Releases

Camel K is a software that is constantly evolving. We attempts to make a minor release every quarter and a patch release whenever we discover any important regression or CVE. Major upgrades are happening ad-hoc, only in presence of design and breaking compatibility changes required for the project to evolve (ie, when moving default Camel 3.x to Camel 4.x). There are 3 main drivers to understand the Camel K software release cycle:

  • Camel core (and any of the supported runtimes, ie, Camel Quarkus)

  • Kubernetes API

  • Golang

The main driver we need to align is the Camel core project release cycle. The project has adopted an LTS based support lifecycle, and cut an LTS release more or less twice per year. Each LTS is supported for one year.

Camel K uses Kubernetes API and requires to be aligned accordingly to provide the needed level of patching support. Kubernetes supports actively the last 3 minor versions, giving patching support for one year. When we cut a Camel K version, we align to one of the latest version in order to be able to patch accordingly for the time we support the project as well.

Camel K is built using Golang and requires to consider its release lifecycle as well. Golang follow a similar practice of Kubernetes, supporting the latest 3 minor releases (although they call them major). They cut off 2 major releases per year.

The release cycle of Camel K is the overlap of the three release cycles. The main driver is always Camel core, so we support the LTS version until that is supported by the core project. Given the overlap of different release cycles, however, we may be in the window where we are still under support for Camel core, but already out of support for Kubernetes or Golang. In that situation we’ll be only able to provide support for Camel core but won’t be able to fix any Kubernetes or Golang issue (which will be fixed in following minor versions).

LTS

Camel K always uses a Camel LTS core version for their releases. The first Camel K release defaulting to a new Camel core LTS release must be considered as LTS as well. Each LTS is supported for at least one year as inherited by the support release cycle for Camel core project.

Deprecation policy

During the normal evolution of the project we may need to remove the support for certain features which we consider no longer in line with the scope of the project in order to provide an easier software maintenance.

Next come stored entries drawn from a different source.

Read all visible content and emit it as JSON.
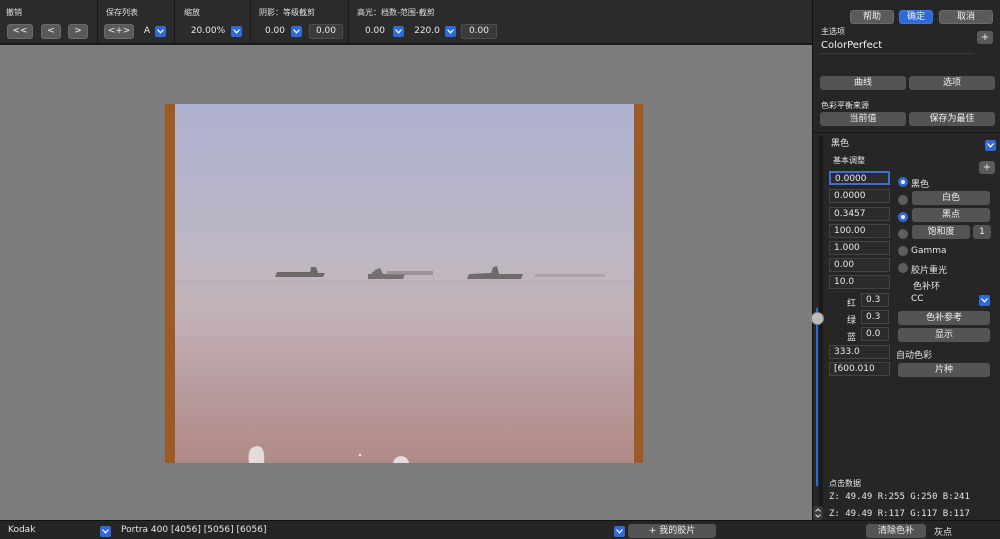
{
  "toolbar": {
    "undo": {
      "label": "撤销",
      "first": "<<",
      "prev": "<",
      "next": ">"
    },
    "savelist": {
      "label": "保存列表",
      "swap": "<+>",
      "slot": "A"
    },
    "zoom": {
      "label": "缩放",
      "value": "20.00%"
    },
    "shadow": {
      "label": "阴影：等级截剪",
      "value1": "0.00",
      "value2": "0.00"
    },
    "highlight": {
      "label": "高光：档数-范围-截剪",
      "value1": "0.00",
      "value2": "220.0",
      "value3": "0.00"
    }
  },
  "right": {
    "help": "帮助",
    "ok": "确定",
    "cancel": "取消",
    "main_label": "主选项",
    "main_value": "ColorPerfect",
    "plus": "+",
    "curve": "曲线",
    "options": "选项",
    "wb_label": "色彩平衡来源",
    "current": "当前值",
    "save_best": "保存为最佳",
    "mode_select": "黑色",
    "basic_label": "基本调整",
    "values": [
      "0.0000",
      "0.0000",
      "0.3457",
      "100.00",
      "1.000",
      "0.00",
      "10.0"
    ],
    "radio_black": "黑色",
    "white_btn": "白色",
    "blackpoint_btn": "黑点",
    "saturation_btn": "饱和度",
    "saturation_num": "1",
    "gamma": "Gamma",
    "film_overlap": "胶片重光",
    "color_ring": "色补环",
    "red_label": "红",
    "red_val": "0.3",
    "green_label": "绿",
    "green_val": "0.3",
    "blue_label": "蓝",
    "blue_val": "0.0",
    "cc_select": "CC",
    "cc_ref": "色补参考",
    "display": "显示",
    "auto_value": "333.0",
    "auto_color": "自动色彩",
    "film_value": "[600.010",
    "film_type": "片种",
    "click_data": "点击数据",
    "readout1": "Z:  49.49  R:255 G:250 B:241",
    "readout2": "Z:  49.49 R:117 G:117 B:117"
  },
  "status": {
    "brand": "Kodak",
    "film": "Portra 400 [4056] [5056] [6056]",
    "my_film": "+ 我的胶片",
    "clear_cc": "清除色补",
    "gray_point": "灰点"
  },
  "colors": {
    "accent": "#2f6bd8",
    "panel": "#262626",
    "canvas": "#7c7c7c",
    "film_border": "#9c5a24"
  },
  "icons": [
    "chevron-down-icon",
    "stepper-icon",
    "slider-handle-icon"
  ]
}
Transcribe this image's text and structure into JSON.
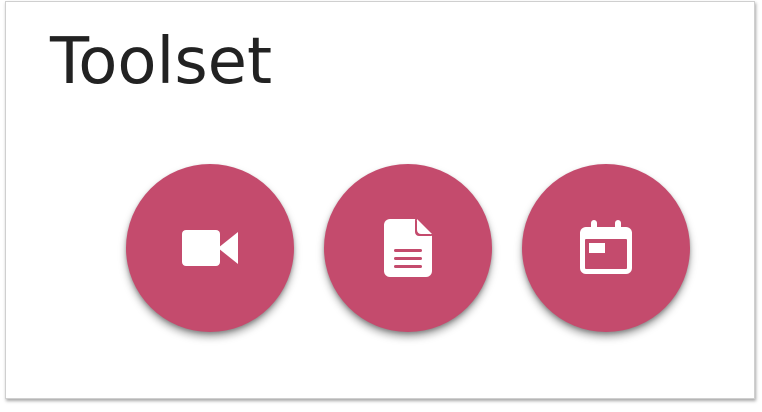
{
  "card": {
    "title": "Toolset"
  },
  "buttons": [
    {
      "icon": "video-camera-icon"
    },
    {
      "icon": "document-icon"
    },
    {
      "icon": "calendar-icon"
    }
  ],
  "colors": {
    "fab": "#c44b6d",
    "icon": "#ffffff",
    "title": "#222222"
  }
}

However, before removing any working feature, we declare a deprecation notice which last as minimum 2 LTS version. If, for example, a feature was deprecated in version 2.0 (LTS), it will be working until 2.4 and may be removed starting from version 2.5 (LTS + 2, being 2.3 the other LTS release). The features marked as deprecated are marked in the source code and generally announced in the release announcement blog posts. They are also logged by the operator or set as CRD condition when this option is available.

The level of support to deprecated features will be limited to bugs introduced by regression, severe CVEs and in any case won’t receive any enhancement or minor fixes. No deprecated features will be removed in a patch releases (ie, 2.5.1, 2.5.2, …​).

features marked as experimental (or alpha) may be removed at any time without prior deprecation notice.

The deprecation rules described in this chapter may be broken in case of discovering features that are introducing security problems or where the feature cannot be any longer supported due to the impossibility of support in the dependencies required by Camel K (Camel core, the core runtime, Kubernetes or Golang): in that case, we will need to remove the deprecated feature as soon as we cannot support it any longer.

Kubernetes CRDs

Any feature defined as Kubernetes Custom Resource Definition, will follow the same general guidelines, being discontinued after at least 2 LTS release versions. However, in order to maintain compatibility with the clients which are using some older version of the specification, the API definition won’t be removing the specification until a CRD major upgrade. This is particularly valid for traits configuration which definition is captured into Integration CRD. When we deprecate and later stop supporting some feature provided by trait, the specification will remain as part of the API, although the operator won’t be able to support the given feature.

GA API specification can be removed only within a new major versions.

Command Line Interface

The CLI (kamel) is meant to be a development tool. However, also in this case, we’ll follow the general guidelines and drop features at least after 2 LTS releases.

Camel core and runtimes

For the core and the runtimes (Quarkus, Spring Boot or Camel Main) there may be changes required when moving from a minor version to another (ie, moving Camel version from 4.4.0 to 4.8.0). Any configuration change on this components may follow different policies. Whenever a new core release is provided and you’re changing the Camel core version of Integrations run by Camel K, you may need to check the upgrade policies required which is published beside the core release.